L'abbé Felix Armand avait ouvert cette route désenclavant complètement un axe routier devenu majeur. Il y avait oeuvré sans relâche. Du haut des falaises en des passages improbables, le chemin s'était mué en un axe routier presque au ras de la rivière Aude, celui que vous empruntez maintenant.

Quand vous roulez sur ces 1.7 km du Défilé de la Pierrelys, vous regardez où vous mettez les roues et la carrosserie. Vous voyez une route sinueuse et pas très large, des falaises immenses arrivant en encorbellement, vous croisez avec précaution des véhicules, vous devinez la rivière tumultueuse, vous pouvez ignorer que dans les redoutables falaises court une voie ferrée désaffectée, que du rafting dévale le torrent et que même des vautours vous observent de haut. Vous ne prêtez pas attention à la route suspendue presque entièrement sur le vide et vous trouvez beau ce bref passage.


L'Aude, la route, les falaises













Moi je le connais par coeur, à pied, et vu d'en haut aussi, de très haut, là où le bruit du vent supplante celui de l'eau et des autos ou des motos, je le connais dans le silence épais et noir du long tunnel ferroviaire et de ses  galeries sous terre. Je le connais depuis les falaises que j'ai osé grimper, et je le connais depuis ce chemin que je suis allée chercher, le fameux "os".


Vue depuis le tunnel ferroviaire


Cet os, c'est un chemin qui partait des gorges et rejoignait le village de Belvianes par les hauteurs car le Défilé était fermé par deux puissantes falaises, face aux Murailles du Diable, si puissantes qu'il fallut attendre mai 1781 pour le percement du petit tunnel dit "le Trou du Curé" que ce diable d' Abbé Armand parvint à percer grâce à son obstination. Alors le chemin des hauteurs fut abandonné, il y a 243 ans exactement. Et que je vais une nouvelle fois essayer d'exhumer.



Le tracé du jour, excepté dans le cercle










Cette fois j'ai les mêmes outils que l'an passé, gros ciseaux de taille de vigne, rubalise, GPS, cadastre, seul document où figure le chemin, mais j'ai un "truc en plus", le GPS peut lire le cadastre, argument majeur.

L'indispensable du jour


L'an passé, boussole, altimètre, cadastre et vue aérienne, n'avaient servi à rien . Seule mon obstination et la cohérence du terrain avaient porté leurs fruits. Mais rien n'était sûr.
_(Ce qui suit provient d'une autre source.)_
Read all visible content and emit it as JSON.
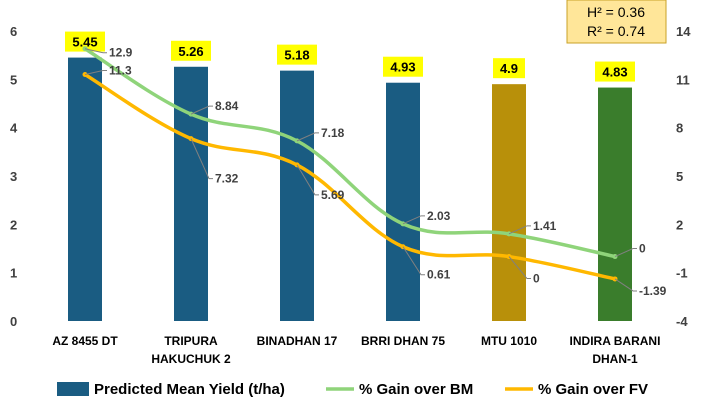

De Belvianes au Belvédère du Diable, cet ancien chemin est devenu de randonnée, large, bordé de quelques murs, ouvrant sur d'anciennes parcelles, du classique.

Chemin du belvédère



Au Belvédère, site grandiose et touristique, il continuait alors dans un passage taillé dans le roc, suivi d'un mur de soutien intact, au delà, il fait une boucle de trail, le vrai chemin se perd au ravin. 


La falaise fut tranchée
Le pavage fut posé




Le mur de soutien

La falaise entaillée














C'est là que tout commence. Je vais traverser le ravin dans les taillis, retrouver un muret, unique vestige et, là, je vais sortir mon arme fatale, le GPS et le cadastre qui vont s'épouser dans la broussaille, les épines, les rochers, les falaises, le pierrier.


Dans quoi je vais m'aventurer

La pente suit un ravin qui aboutit
à la route en bas

Un des délices du jour




Le Petit Poucet en rouge et blanc

Je suis agréablement surprise : ce trajet, précis cette fois, coïncide amplement avec mon chemin de l'an passé sur une grande longueur, mes balisages sont encore là, tout est bien.

Mon outil 

Ensuite, le trajet va m'expédier pleine pente; il eut été facile alors de suivre le ravin et la pente jusqu'à la route, la logique imparable, mais n'oublions pas qu'une redoutable falaise barrait le passage. 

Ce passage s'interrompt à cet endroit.